Il faudra revenir sur la question et traiter ce problème. Nous n’avons pas pu y parvenir à la faveur de cette commission mixte paritaire.
M’étant déjà exprimé à ce sujet à cette tribune, je ne développerai pas longuement. Dans les jours qui viennent, nous allons saisir le Conseil constitutionnel de trois dispositions, à commencer par l’article 54.
L’article 54, qui ne vous a certainement pas échappé, monsieur le garde des sceaux, nous paraît foncièrement immoral. Il permet à des cocontractants de décider a priori que, si l’un d’entre eux ne respecte pas le code du travail, une indemnité sera versée.
C’est immoral, monsieur le garde des sceaux. Cela présuppose, en effet, que les cocontractants se mettent d’accord a priori sur le fait que l’un n’applique pas la loi et ne respecte pas une obligation légale, ce qui est pourtant susceptible d’être sanctionné non seulement par des amendes, mais aussi par des séjours en prison. Cela nous paraît non seulement immoral mais aussi inconstitutionnel, c’est pourquoi nous saisirons le Conseil constitutionnel sur ce premier point.
Le deuxième point, qui vous intéressera également, monsieur le garde des sceaux, concerne le rapporteur public. Il est prévu, dans un article de ce texte, que, dès lors que le président du tribunal administratif ou de la cour administrative d’appel le décidera, le rapporteur public ne sera pas tenu d’exposer des conclusions sur des matières fixées par décret. C’est cette mention, « fixées par décret », qui nous paraît gravement inconstitutionnelle et contraire, en particulier, à l’article 34 de la Constitution.
D’ailleurs, je ne vous ferai pas l’injure, monsieur le garde des sceaux, de rappeler toutes les déclarations du Gouvernement exposant aux institutions européennes que, non seulement le procureur de la République et le procureur général, mais aussi le rapporteur public sont de véritables instances juridictionnelles.
Or l’article 34 de la Constitution énonce très clairement que la magistrature et les instances judiciaires ou juridico-juridictionnelles relèvent de la loi. Nous ne saurions donc considérer satisfaisant qu’un décret fixe dans quelles matières le rapporteur public aurait à exprimer des conclusions et dans quels domaines il n’aurait pas à le faire.
En troisième et dernier lieu, monsieur le garde des sceaux, nous saisirons bien entendu le Conseil constitutionnel de la suppression du classement de sortie des élèves de l’ENA.
Nous ne sommes pas de farouches partisans du classement ni de l’immobilisme. Nous ne sommes par fermés aux évolutions, à condition du moins que l’on respecte le principe d’égalité.
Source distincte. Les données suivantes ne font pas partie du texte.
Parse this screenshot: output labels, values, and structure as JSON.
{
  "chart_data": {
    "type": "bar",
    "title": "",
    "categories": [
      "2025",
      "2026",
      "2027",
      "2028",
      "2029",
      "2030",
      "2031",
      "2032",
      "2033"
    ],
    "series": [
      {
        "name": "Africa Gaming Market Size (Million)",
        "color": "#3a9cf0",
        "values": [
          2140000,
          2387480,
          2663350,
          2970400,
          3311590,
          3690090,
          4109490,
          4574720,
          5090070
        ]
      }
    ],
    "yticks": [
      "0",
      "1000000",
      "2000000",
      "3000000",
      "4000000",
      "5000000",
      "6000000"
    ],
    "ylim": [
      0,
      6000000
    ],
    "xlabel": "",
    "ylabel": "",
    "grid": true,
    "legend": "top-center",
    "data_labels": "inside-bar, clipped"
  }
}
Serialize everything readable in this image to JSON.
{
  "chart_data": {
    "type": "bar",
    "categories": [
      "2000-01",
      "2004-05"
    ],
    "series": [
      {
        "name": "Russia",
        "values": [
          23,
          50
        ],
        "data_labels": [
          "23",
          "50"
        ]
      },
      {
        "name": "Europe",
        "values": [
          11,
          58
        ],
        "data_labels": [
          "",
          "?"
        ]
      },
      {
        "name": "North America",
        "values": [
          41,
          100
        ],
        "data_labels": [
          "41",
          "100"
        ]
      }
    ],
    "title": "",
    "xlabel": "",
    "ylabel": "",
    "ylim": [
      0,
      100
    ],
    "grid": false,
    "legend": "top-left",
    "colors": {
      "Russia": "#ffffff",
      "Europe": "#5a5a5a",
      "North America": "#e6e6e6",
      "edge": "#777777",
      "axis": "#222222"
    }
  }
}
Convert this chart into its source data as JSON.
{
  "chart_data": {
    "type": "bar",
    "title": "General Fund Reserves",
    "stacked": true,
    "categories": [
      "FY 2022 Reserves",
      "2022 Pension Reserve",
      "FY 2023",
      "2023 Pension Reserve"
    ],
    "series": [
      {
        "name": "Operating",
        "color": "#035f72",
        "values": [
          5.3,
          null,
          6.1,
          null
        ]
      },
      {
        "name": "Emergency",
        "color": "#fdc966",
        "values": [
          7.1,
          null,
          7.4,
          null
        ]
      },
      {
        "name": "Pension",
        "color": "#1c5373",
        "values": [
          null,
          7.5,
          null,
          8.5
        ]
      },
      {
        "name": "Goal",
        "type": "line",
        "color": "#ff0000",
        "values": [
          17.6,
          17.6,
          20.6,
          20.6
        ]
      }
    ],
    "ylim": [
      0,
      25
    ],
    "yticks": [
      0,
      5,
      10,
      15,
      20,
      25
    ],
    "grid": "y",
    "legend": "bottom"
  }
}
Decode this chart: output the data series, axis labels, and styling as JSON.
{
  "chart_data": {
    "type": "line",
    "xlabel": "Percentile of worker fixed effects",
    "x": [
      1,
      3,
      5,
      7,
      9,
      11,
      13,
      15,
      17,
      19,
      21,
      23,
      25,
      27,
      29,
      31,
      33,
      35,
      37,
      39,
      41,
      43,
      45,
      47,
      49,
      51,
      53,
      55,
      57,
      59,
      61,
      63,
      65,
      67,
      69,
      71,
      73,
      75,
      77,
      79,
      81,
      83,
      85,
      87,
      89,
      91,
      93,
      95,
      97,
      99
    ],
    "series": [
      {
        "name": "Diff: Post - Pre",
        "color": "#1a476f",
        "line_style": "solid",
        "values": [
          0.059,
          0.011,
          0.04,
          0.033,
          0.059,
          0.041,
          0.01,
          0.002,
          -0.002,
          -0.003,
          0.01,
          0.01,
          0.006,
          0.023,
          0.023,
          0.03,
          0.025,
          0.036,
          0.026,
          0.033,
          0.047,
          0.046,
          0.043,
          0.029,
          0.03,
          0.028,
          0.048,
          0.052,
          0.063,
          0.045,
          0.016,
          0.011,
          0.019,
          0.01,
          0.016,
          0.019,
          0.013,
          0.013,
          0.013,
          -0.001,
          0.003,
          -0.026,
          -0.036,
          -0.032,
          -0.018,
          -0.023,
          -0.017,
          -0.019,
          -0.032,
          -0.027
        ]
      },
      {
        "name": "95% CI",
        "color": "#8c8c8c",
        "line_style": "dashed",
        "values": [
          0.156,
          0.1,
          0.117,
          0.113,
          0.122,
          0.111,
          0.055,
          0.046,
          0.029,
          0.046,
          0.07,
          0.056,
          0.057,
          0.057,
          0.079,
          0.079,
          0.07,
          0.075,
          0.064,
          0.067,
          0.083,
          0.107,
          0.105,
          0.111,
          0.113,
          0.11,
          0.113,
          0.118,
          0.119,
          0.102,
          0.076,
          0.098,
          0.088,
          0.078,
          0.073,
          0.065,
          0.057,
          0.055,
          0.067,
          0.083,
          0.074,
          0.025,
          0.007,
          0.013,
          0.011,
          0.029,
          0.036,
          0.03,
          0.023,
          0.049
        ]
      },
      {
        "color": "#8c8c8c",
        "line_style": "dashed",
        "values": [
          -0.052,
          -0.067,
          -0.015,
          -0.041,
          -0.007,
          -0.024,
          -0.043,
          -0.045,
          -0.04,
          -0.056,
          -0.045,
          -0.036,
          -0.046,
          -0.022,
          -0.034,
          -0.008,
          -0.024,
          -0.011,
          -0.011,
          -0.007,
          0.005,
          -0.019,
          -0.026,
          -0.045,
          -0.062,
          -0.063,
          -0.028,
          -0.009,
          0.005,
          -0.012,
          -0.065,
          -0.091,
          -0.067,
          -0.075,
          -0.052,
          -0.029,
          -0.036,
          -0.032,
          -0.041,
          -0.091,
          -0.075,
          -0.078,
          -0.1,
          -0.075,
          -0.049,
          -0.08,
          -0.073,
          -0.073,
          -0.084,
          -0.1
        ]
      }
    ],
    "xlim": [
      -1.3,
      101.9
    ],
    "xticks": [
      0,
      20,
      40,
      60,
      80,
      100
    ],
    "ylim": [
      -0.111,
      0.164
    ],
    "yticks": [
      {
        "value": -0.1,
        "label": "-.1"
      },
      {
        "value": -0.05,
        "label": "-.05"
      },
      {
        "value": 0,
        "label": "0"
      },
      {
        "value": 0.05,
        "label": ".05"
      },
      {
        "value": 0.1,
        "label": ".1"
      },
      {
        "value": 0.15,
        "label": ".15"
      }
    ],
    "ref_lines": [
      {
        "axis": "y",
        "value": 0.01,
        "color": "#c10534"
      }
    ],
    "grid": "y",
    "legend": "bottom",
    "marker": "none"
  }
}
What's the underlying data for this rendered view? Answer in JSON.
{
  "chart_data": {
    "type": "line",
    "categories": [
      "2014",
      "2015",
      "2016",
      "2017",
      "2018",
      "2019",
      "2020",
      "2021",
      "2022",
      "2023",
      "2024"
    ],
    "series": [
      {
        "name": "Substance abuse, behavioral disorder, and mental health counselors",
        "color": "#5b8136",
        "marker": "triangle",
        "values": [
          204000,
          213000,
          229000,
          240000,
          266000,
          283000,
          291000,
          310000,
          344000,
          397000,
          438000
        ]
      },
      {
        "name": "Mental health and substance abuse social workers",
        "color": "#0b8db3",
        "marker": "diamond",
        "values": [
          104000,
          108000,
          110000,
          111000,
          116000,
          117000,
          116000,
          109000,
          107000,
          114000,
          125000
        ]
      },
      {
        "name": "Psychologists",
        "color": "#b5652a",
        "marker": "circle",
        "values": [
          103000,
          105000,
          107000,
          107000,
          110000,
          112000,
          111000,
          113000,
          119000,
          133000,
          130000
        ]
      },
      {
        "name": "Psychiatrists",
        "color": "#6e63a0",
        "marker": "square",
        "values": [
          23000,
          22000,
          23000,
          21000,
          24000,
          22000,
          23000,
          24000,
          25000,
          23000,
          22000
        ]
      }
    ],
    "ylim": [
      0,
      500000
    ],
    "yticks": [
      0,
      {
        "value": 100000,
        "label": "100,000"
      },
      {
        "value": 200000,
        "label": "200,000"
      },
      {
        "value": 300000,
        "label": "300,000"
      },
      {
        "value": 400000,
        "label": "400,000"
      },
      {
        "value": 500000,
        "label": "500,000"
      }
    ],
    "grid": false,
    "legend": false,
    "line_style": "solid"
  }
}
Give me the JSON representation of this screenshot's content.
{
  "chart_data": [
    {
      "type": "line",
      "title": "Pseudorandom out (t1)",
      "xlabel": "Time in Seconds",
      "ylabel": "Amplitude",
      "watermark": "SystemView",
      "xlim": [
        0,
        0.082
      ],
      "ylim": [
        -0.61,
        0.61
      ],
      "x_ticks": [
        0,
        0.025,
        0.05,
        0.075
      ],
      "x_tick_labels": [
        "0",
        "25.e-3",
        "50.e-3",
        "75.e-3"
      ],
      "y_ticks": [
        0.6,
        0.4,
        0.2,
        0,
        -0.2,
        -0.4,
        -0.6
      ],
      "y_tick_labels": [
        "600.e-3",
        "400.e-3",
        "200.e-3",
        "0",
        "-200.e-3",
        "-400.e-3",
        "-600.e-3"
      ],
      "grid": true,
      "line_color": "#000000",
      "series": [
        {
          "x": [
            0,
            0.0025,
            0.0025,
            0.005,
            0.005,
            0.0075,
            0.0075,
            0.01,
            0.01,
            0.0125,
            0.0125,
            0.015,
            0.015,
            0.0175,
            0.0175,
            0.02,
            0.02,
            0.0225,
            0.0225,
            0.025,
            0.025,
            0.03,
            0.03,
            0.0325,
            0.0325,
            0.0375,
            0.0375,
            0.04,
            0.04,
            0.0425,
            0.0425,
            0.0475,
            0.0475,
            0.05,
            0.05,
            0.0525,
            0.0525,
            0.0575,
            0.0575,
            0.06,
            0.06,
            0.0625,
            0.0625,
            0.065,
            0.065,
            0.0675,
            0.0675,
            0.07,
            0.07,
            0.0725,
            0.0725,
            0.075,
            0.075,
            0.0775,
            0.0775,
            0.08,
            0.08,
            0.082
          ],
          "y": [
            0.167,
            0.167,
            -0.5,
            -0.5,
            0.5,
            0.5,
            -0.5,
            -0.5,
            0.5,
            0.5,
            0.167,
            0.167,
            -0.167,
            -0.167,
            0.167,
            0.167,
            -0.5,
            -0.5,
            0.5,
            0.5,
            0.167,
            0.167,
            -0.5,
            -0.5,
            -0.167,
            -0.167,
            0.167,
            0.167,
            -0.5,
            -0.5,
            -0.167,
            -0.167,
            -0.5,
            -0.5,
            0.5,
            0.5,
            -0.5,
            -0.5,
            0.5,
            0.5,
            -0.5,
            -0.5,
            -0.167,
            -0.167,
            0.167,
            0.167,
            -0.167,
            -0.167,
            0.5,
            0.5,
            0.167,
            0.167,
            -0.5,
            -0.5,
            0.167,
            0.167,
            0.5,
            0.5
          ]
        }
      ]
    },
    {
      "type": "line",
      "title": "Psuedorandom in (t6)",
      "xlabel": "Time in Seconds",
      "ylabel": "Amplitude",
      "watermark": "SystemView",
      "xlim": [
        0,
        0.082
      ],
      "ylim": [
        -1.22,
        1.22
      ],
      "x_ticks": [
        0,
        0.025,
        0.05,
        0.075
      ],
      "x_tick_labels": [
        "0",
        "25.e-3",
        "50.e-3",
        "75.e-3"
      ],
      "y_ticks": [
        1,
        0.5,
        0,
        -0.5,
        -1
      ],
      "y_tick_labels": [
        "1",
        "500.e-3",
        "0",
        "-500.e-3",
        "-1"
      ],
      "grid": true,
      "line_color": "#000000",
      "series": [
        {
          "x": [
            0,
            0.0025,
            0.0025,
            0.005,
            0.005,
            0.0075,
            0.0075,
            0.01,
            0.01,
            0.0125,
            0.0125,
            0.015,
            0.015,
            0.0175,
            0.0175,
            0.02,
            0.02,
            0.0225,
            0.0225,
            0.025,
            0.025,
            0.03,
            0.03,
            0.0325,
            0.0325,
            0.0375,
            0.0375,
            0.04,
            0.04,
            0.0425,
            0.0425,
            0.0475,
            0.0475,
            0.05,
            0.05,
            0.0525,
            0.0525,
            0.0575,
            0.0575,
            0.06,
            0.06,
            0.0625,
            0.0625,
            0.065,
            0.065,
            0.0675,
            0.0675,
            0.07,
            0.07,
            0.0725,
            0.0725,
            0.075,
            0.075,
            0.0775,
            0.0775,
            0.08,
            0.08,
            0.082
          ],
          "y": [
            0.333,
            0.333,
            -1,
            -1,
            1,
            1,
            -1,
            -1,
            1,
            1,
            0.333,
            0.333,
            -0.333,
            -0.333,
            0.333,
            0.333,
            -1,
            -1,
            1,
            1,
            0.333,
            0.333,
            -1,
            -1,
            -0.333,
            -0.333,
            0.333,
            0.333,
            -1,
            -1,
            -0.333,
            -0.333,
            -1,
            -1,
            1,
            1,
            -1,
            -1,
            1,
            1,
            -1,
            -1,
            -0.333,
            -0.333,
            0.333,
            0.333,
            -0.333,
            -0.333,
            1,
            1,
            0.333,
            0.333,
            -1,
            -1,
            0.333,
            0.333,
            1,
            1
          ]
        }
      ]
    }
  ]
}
Je le rappelle, en première lecture, les orateurs de tous les groupes de cette assemblée, sans aucune exception, ont affirmé que, si le classement présentait, certes, des inconvénients – nous sommes un certain nombre à avoir passé des concours, nous pouvons donc en témoigner –, ceux-ci étaient nettement moindres, au regard des principes républicains, que ceux des procédures informelles que l’on veut mettre en place.
Quelles que soient les intentions, forcément excellentes, ces procédures engendreront le favoritisme, l’arbitraire et, finalement, le copinage. Cela n’est pas acceptable. C’est la raison pour laquelle, en vertu des principes républicains qui nous sont chers et en vertu du principe d’égalité, nous saisirons sur ce point aussi le Conseil constitutionnel.
Madame la présidente, je ne développerai pas, à mon tour, la question qu’ont abordée les précédents orateurs, celle du statut des textes de la nature de celui qui nous occupe. Nous n’y échapperons pas : je les ai vus fleurir, en trente années, et sous tous les gouvernements. Il existe cependant une manière de les éviter : il suffit de disposer de davantage de temps pour étudier davantage de lois.
Un texte comme celui-ci pouvait en effet donner lieu à de nombreux projets et propositions de loi, presque sur chaque sujet – sauf un certain nombre de questions mineures que l’on pouvait traiter autrement. Or, comme Mme Mathon-Poinat vient de le faire, chacun constate une inflation législative. Comment faire ?
Il n’y a pas de miracle ! Un certain nombre de sujets abordés auraient mérité à eux seuls un débat législatif à part entière. Par conséquent, les parlementaires devraient être davantage occupés par le Parlement, ce qui suppose que l’on avance sur le chemin d’un moindre cumul des mandats afin que nous soyons disponibles pour examiner les textes qu’il nous faut examiner.
Nous sommes d’ailleurs les premiers – moi y compris – à dénoncer la profusion d’ordonnances. Si nous voulons moins d’ordonnances, il nous faut accomplir le travail législatif.